My Wife Just Said… #35
Yes! Also, that lawn mower, motor cycle, loudly talking neighbor…etc etc…
any noise during that delicate stage where they could wake up but really should sleep a little longer is enough to send any parent into insane shushing mode. I’ll shush anything if it will buy me another 20 minutes, the difference between cranky kid and happy kid.
This is so true. I just told my dogs to shut up so they didn’t wake my 2mo old girl. I will move heaven & earth to keep my 17mo old son asleep once he finally decides to nap!
I commend her on not using profane expletives!
When the garbage truck comes roaring to a stop (complete with shrieking brakes) during nap time around our house, what comes out of my mouth would make Howard Stern blush.
I say something similar to this everyday for the past two months. My building is undergoing a facelift and the contractors are constantly banging, sawing, walking on the roof (I’m on the top floor)cutting thru brick walls. Grrr… Argh!!! So for the past two months I have had a miserable child that has completed the H position in our bed. Insanity here i come.

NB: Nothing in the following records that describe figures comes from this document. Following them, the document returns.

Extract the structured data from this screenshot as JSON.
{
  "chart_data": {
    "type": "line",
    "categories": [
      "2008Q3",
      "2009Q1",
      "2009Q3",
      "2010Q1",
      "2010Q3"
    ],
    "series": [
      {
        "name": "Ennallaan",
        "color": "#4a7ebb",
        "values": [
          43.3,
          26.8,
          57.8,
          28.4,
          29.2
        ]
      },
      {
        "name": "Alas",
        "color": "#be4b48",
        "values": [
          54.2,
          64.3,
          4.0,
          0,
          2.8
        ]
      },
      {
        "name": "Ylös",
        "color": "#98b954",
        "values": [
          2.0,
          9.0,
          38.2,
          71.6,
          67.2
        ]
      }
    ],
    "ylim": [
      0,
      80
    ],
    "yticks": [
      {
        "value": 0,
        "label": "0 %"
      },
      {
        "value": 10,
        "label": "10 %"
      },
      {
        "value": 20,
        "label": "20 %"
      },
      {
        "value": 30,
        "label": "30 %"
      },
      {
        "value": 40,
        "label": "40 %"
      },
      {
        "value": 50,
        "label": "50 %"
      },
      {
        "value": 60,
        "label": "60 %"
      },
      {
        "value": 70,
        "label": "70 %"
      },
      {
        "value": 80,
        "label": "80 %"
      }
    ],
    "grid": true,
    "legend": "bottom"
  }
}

We close all the blinds, doors, everything–it’s bunker mode. Anything to get ours to SHUT UP (which we can’t scream at them anymore since kid has become a parrot). There is much profanity, but always calmly whispered.
Not waking up a baby can get so serious, that if they’re sleeping in a room I need something in – I’ve army crawled, slowly, holding my breath. Probably better than a Navy Seal. I don’t have proof, I’m just guessing.
My neighbors lawn/snow maintenance people come at 8 PM all the time! And they use a high powered snow/leaf blower thingy! I may or may not have opened the front door and told them to STFU once….maybe….
I think if I tell my husband to, “Just be quiet if you’re going upstairs!” once more, then there might be a divorce on the cards. It becomes an obsession!
With my two kids, I always kept the noisy fairly noisy while they slept so they would get used to it. The trick is to start the moment they arrive home from the hospital. That way you can watch TV, use the washer/dryer, etc. when the kids are sleeping. Everybody wins!
We were on the road the other day and my wife says, “did you see that dog? I think it was a great dane. That thing must take man size dumps.” The next half hour of the ride was silent.